Today, the COP 20 UN Climate Negotiations in Lima begin. As part of the lead-up to a global climate agreement next year in Paris, governments around the world will be discussing their commitments for emissions reduction targets. These commitments are slated to come in the form of intended nationally-determined contributions (INDCs) and are due in March 2015 — three short months from now. Canada’s most recent ADP submission, a key document that will help shape our INDCs, avoids any mention of the tar sands and our increasing inability to meet emissions targets, and outlines only a handful of inadequate “solutions.” Here are the highlights, or should we say lowlights, from the dismal proposal.
Spoiler alert: brace yourselves for some serious face palms.
Carbon capture and storage
In its proposal, Canada also claims to be an authority on carbon capture and storage (CCS) — the complicated process of capturing, compressing, and storing CO2. In case you were starting to believe the government is actually trying to be environmentally friendly, don’t be duped: CCS is basically an advanced form of greenwashing that uses the sequestered CO2 to pump barrels of oil from the ground. That’s right, folks — with CCS fossil fuels can be exploited at a higher rate! This unproven technology also faces major barriers when it comes to actual implementation, which is possibly why it has never been successfully executed before. To make matters worse, it is considered to be the most expensive form of greenhouse gas mitigation — retrofitting just a single coal plant in Saskatchewan with CCS costs $1.4 billion.

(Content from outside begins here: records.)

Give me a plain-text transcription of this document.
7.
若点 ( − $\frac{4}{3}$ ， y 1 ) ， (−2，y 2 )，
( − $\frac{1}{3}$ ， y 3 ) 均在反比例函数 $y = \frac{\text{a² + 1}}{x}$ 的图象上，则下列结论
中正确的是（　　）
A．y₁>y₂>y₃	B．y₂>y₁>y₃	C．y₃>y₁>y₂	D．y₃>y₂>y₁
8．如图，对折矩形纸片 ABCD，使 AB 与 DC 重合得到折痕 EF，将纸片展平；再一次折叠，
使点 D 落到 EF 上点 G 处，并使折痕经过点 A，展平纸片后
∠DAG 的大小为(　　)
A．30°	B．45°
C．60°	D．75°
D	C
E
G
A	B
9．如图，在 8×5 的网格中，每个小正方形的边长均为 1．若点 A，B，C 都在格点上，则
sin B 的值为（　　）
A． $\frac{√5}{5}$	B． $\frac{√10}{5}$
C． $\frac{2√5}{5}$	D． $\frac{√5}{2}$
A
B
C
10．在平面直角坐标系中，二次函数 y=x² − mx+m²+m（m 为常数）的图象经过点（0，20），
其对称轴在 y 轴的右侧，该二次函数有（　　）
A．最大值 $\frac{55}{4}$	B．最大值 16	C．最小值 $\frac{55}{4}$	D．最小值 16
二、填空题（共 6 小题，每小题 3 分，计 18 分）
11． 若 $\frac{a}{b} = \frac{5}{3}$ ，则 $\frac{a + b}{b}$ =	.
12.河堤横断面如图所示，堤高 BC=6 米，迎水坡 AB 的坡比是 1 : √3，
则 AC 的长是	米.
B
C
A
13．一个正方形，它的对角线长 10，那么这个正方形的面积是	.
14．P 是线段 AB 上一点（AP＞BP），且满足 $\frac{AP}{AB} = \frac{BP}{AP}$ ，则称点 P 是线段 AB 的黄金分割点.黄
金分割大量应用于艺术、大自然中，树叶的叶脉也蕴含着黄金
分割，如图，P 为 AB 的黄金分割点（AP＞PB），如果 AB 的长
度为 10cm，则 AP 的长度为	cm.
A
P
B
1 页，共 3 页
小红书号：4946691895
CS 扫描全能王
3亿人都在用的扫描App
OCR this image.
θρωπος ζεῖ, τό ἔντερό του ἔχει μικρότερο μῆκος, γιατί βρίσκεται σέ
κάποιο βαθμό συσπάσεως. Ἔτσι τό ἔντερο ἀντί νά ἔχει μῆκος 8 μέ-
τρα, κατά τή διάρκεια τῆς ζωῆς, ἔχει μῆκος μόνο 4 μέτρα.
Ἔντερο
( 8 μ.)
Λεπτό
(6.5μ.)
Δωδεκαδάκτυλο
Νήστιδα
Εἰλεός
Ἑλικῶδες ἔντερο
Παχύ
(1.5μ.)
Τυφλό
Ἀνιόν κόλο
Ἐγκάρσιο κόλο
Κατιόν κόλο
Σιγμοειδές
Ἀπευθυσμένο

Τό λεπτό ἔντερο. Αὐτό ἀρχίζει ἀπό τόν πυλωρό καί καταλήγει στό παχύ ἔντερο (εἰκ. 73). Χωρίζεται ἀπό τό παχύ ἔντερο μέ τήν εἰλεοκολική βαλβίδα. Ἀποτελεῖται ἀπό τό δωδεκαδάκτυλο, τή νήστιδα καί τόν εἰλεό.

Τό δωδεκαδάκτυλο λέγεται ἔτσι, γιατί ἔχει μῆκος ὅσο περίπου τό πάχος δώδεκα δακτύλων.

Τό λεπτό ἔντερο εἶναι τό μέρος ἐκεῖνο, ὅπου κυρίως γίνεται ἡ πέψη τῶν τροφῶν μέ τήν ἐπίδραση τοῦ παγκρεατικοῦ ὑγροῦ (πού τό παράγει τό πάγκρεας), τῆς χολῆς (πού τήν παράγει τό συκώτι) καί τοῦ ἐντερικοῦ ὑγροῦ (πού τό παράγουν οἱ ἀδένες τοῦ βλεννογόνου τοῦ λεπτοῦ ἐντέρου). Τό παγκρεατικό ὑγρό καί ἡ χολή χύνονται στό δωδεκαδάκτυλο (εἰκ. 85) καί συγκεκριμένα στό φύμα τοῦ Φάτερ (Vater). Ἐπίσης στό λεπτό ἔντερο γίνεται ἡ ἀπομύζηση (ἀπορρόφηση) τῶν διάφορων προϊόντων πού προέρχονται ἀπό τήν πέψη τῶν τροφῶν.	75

Even Brad Page, Chief Executive of the Global CCS Institute — ostensibly one of CCS’s biggest fans — has expressed doubt that it is ready to be replicated on a larger scale. Yet Canada has already spent up to $4.5 billion on carbon capture and storage research and development. Instead of investing billions of dollars in controversial CCS technology, we suggest investing in proven energy solutions like wind, solar and tidal, which are currently massively underutilized and underfunded in the country.